With a project like La Cuentista, he says seven local builders “put our financial power and building power together to purchase a subdivision and we’re developing it and building it ourselves,” he says. “It allows us to have lots, and by being on the development side, our acquisition costs are less than buying into a subdivision.” Being a land developer also allows the company to be selective about the parcels it chooses and to develop the land and the homes in environmentally sensitive and sustainable ways, Mike Knight adds.

“We don’t just take any house and plop it on a lot,” says Alexa Knight.

Lee Michael Homes has become adept at designing homes that work with the topography. It’s all part of Mike Knight’s green building ethos, which includes adding energy-efficient features.

The company also focuses on Universal Design — homes that have features like wider doorways and hallways or other touches that make them accessible to people of all abilities. People who are looking at these homes plan to stay there and age in place, Mike Knight says.

Maryann Cathopoulis has post-polio syndrome and needed a home that was completely wheelchair accessible. She tried to talk to production builders about getting specific features that would accommodate her, but says none would go beyond the universal standards under the Americans With Disabilities Act. After tearing her rotator cuff five times in her former home in Scottsdale, Ariz., getting a home that was just right was important, she adds. Lee Michael Homes did things such as making her stove flush with the lowered countertops so she could slide pots in without lifting them. And the stovetop was dropped eight inches so she wouldn’t have to tilt pots and spill them on herself. The bathroom tub is flush with how her electric scooter sits so she doesn’t have to lift her body into it.

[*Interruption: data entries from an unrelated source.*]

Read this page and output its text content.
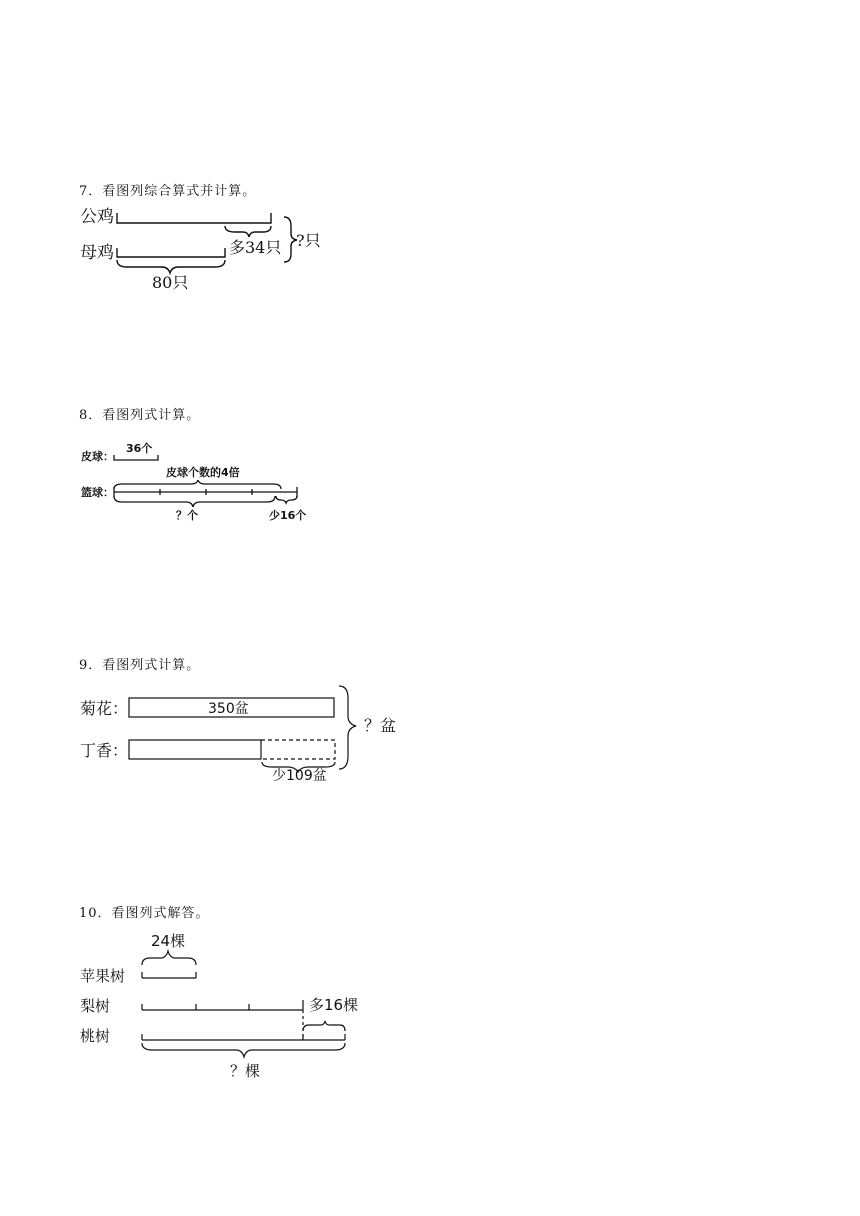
7．看图列综合算式并计算。
8．看图列式计算。
9．看图列式计算。
10．看图列式解答。
公鸡
母鸡	多34只 ?只
80只
皮球：
36个
篮球：
皮球个数的4倍
？个	少16个
菊花：
丁香：
350盆
少109盆
？盆
24棵
苹果树
梨树
桃树
多16棵
？棵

“Lee Michael was awesome,” she says. And she did not want anything that looked like a hospital. “It’s done so it’s functional, but aesthetically beautiful.”

They also made a wide staircase to accommodate a chairlift to her artist’s studio on the second floor. “They were a lot of fun to work with,” she says. “It was a lot of work, but in my case, it was well worth it.” Michael Gallegos, owner of American Property Management Corp., now based in San Diego, hired Lee Michael to design and build his 11,000-square-foot house in High Desert because of the company’s reputation.

“We insisted everything be done with the best craftsmanship possible and they just did not disappoint us,” he says. “The finished product was unbelievable.”

What was most impressive, however, was the firm’s follow-through, he adds. Even now, some six years after building the home, Lee Michael still responds to anything that requires routine maintenance.

It’s that kind of service the company emphasizes in all aspects of its operations.

“When you compete with production builders, the only thing you have to stand on is your reputation,” Mike Knight says.